The major infrastructure project is already facing scrutiny by EU prosecutors over suspicions of potential corruption. 

Times of Malta had revealed that Yorgen Fenech, who is under arrest as he awaits trial for journalist Daphne Caruana Galizia’s murder, was promised €2 million in success fees by Turkish construction firm Ayhanlar Yol Asfaltlama, in exchange for using his contacts to help the failing company secure the Marsa tender. 

Fenech’s role was to act as a “consultant”, introducing Ayhanlar to “key stakeholders”, and seeing their bid through the tendering process.

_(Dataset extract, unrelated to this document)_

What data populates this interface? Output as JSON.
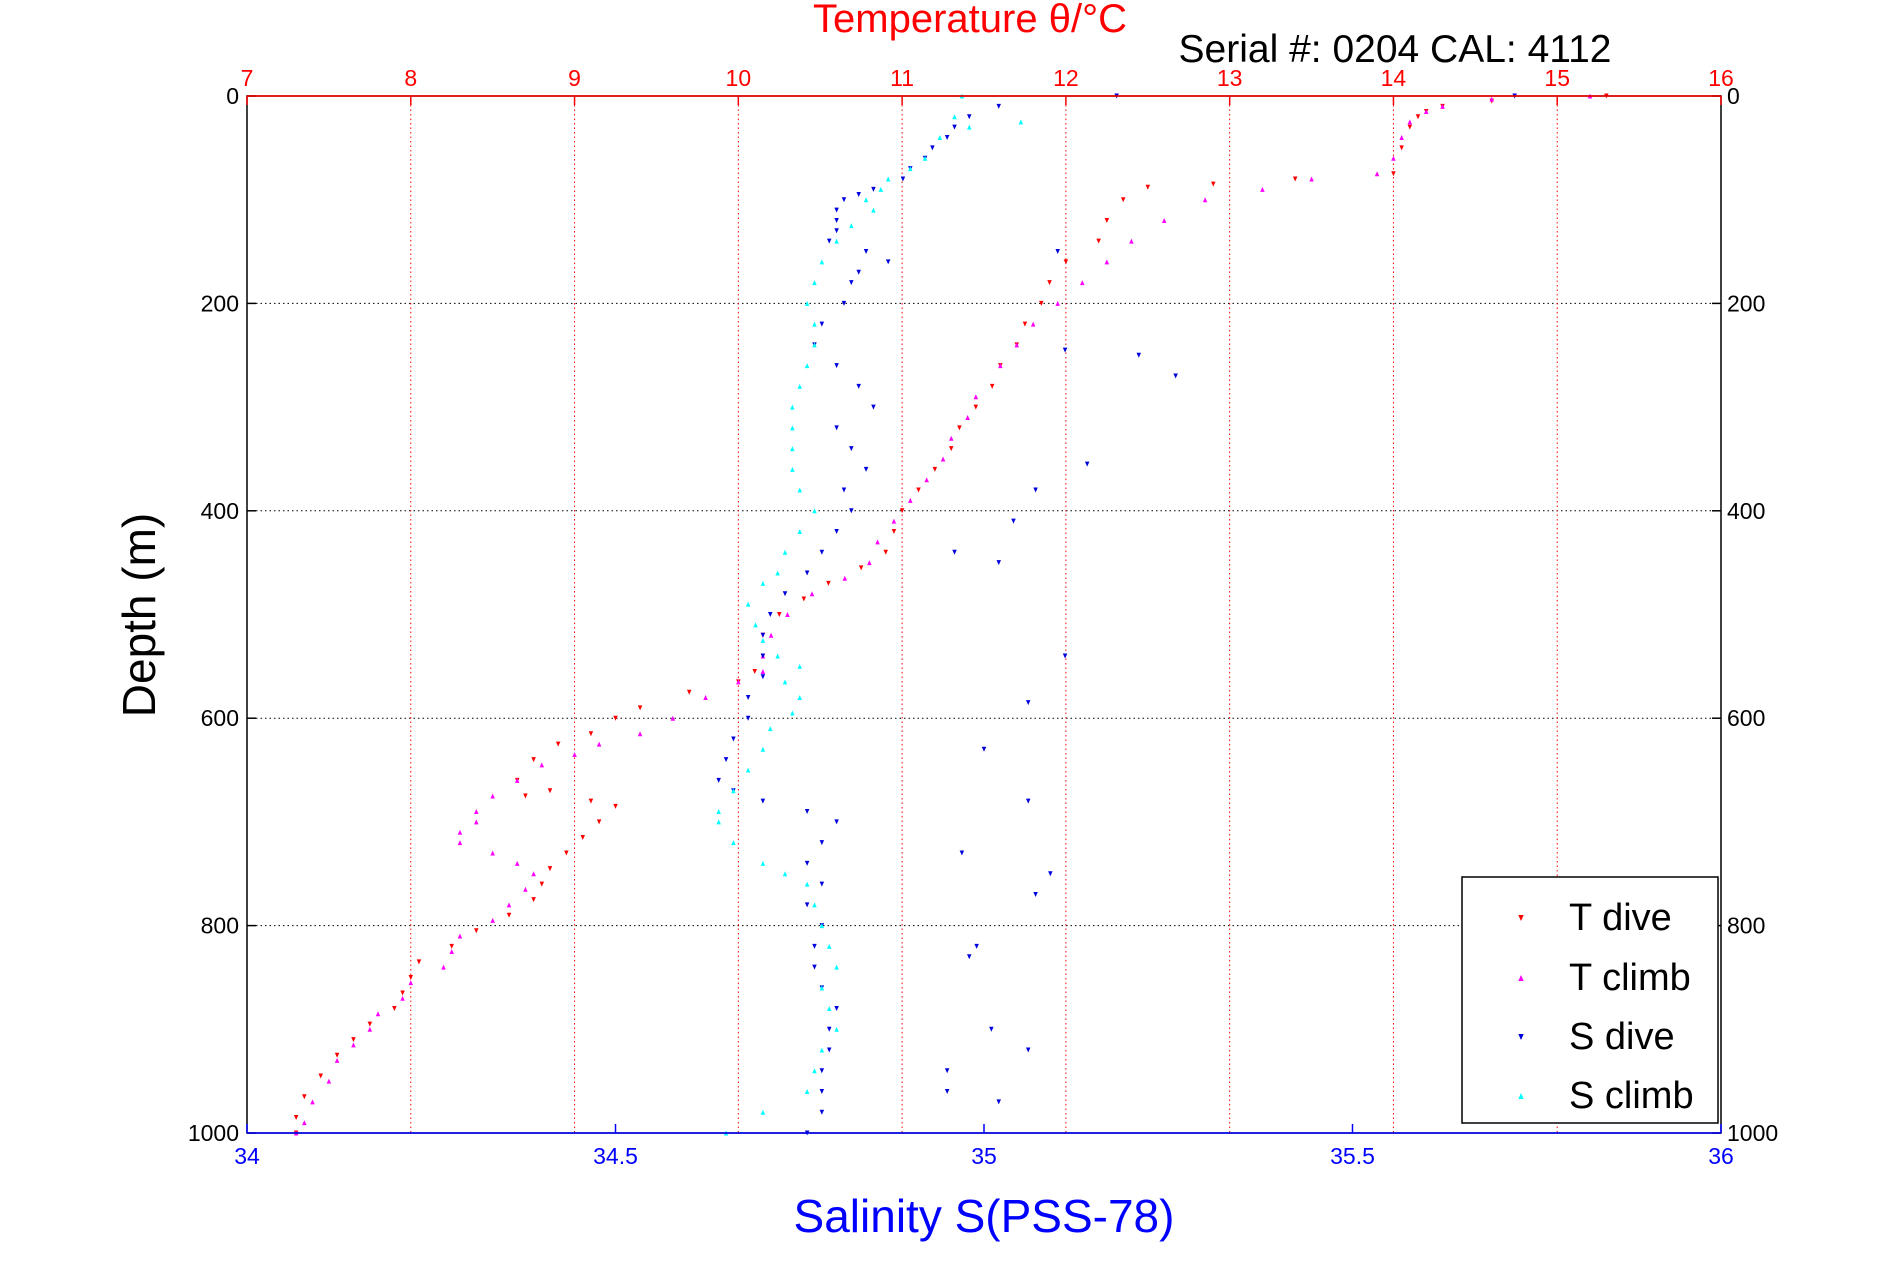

Fenech’s €2 million success fee was to be split between two of his companies: New Energy Supply Limited, a Maltese company used to hold his shares in the Electrogas power station; and Wings Investments, the sister company of Fenech’s 17 Black registered in the United Arab Emirates.

Ayhanlar was formally awarded the contract in July 2018, but financial problems forced the company to file for debt restructuring in Turkey. As a result, works on the government’s flagship infrastructure project ground to a halt.

The authorities decided to sign off on the contract after it was quietly “reassigned” from Ayhanlar to a company owned by Turkish billionaire Robert Yildirim, despite Yildirim not being in the road construction business.

Chats in the hands of police investigators show Yildirim refused to pay the fees expected by Yorgen Fenech, arguing that Fenech’s agreement for the multi-million-euro cut on the Marsa contract was made with Ayhanlar, who had failed to deliver the project.

An e-mail sent by Yildirim to Fenech on January 22, 2019 hints at potential foul play in the way Ayhanlar won the Marsa contract.

“We can be in the front pages of newspapers in Malta. Apparently you might like it. What will you tell the court? Bribing someone but no payment. We didn’t say we don’t pay you. We need to renegotiate all terms and conditions. That’s all! It’s up to you!”, Yildirim said in response to the threat of legal action.